A growing number of older people are living and dying with frailty in our area that currently do not access our services. Additionally, some of our services do not provide the right support and interventions for this group.
This project is designed to pilot a frailty pathway as part of our Living Well service. We will establish clear referral routes, triage, activities and access to wider support services linking people with frailty and their carers to services available enabling them to live well, stay independent at home for longer and make decisions about, and plan, their care for the future.
Award: £46,606
St Catherine's Hospice
Crawley
Outreach/Education
Supporting older people at risk of advancing frailty to live well: A collaboration between St Catherine’s Hospice and Leith Hill GP Practice.
Living with frailty increases the risk of sudden changes in capacity, independence and death from small stressors. The time uncertainty of these potential impacts indicates that early hospice involvement for older people are at risk of advancing frailty, would be beneficial.
Award: £21,275
St Christopher's Hospice
London
Residential Care Home - Education & Family Support
The connections project: Living and dying well with frailty
Older people living with frailty in residential homes rarely engage with palliative care, meaning their palliative care needs are often unknown or unmet. This project will work with 9 residential homes, GPs, Pharmacists, Age UK and members of the Croydon Integrated Care Network to better support this populations’ engagement with palliative care and promote living well now.
Award: £48,648
St Clare West Essex Hospice
Hastingwood
Domiciliary Care
A new Frailty Lead role to provide education and training in palliative care to domiciliary care workers, enabling them to better diagnose those with clinical frailty, undertake effective assessment of need, and improve care for those with advancing frailty at end of life.

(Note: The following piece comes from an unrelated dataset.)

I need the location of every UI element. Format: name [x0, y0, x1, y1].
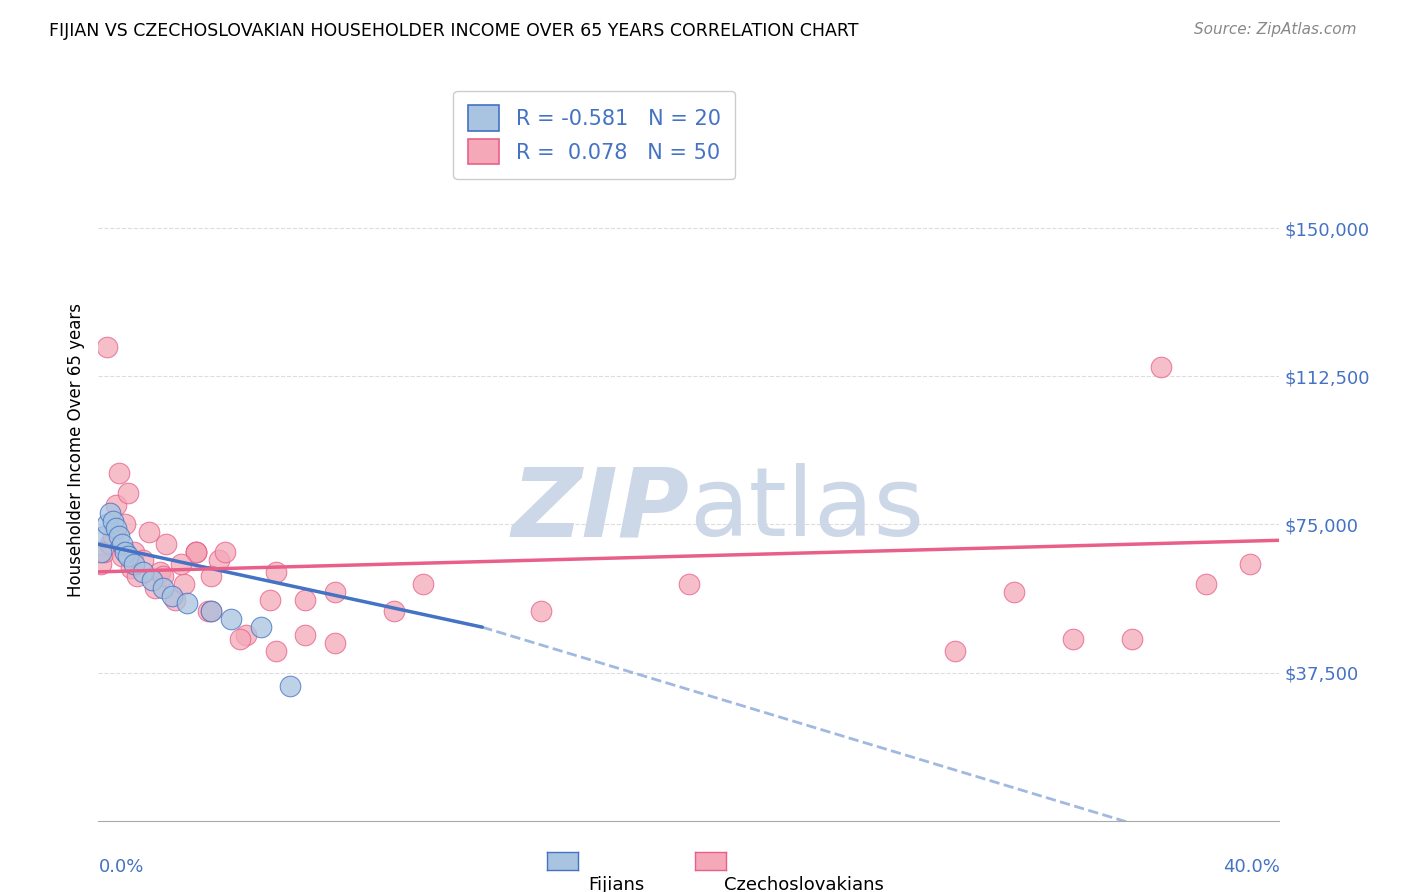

The role will provide ongoing support and advice to care workers, including access to a 24-hour helpline. We plan to upskill domiciliary care providers with the information, skills and confidence they need to provide high quality palliative care to patients in their own homes, as well as to reduce incidents of unscheduled and emergency acute care at EoL.
Award: £46,205
Strathcarron Hospice
Denny, Scotland
Prisons
Identifying and Supporting Frail People in Prisons: introducing frailty screening and management to support the ageing prison population.
This project will focus on supporting people 65+ experiencing frailty at HMP Glenochil. Populations in prisons across the UK are ageing and Glenochil houses an even higher number of older, frail people. Prisoners with deteriorating health are supported by an NHS team, the Scottish Prison Service Officers (SPS), carers from local agencies, peer carers and visits from specialist healthcare providers.
This structure is a good start, but there are gaps: there is currently no frailty screening in place. We would like to provide the tools to these groups to identify, assess and support existing and future frail people in prisons.
Award: £49,957
Trinity Hospice and Palliative Care Services
Blackpool
Community Pathway - Partnership
Blackpool Extended Community Frailty Partnership / Specialised Frailty Nurse
Community Extended Frailty Partnership (CEFP), between hospice, hospital and community frailty improves co-ordinated care in communities by responding earlier and closer to home to peoples care and wellbeing needs. The CEFP targets high-risk patients and addresses a major ‘system issue’ by particularly targeting those patients with greater care needs and frailty risk who are diagnosed late and/or discharged late. This helps address our terrible health inequalities.
The CEFP improve care in community by co-ordinating higher quality, bespoke support through hospice led/Specialist Frailty Nurse and partnership interventions. This approach is being developed as a local model that will be spread regionally/nationally through educational spread & adoption.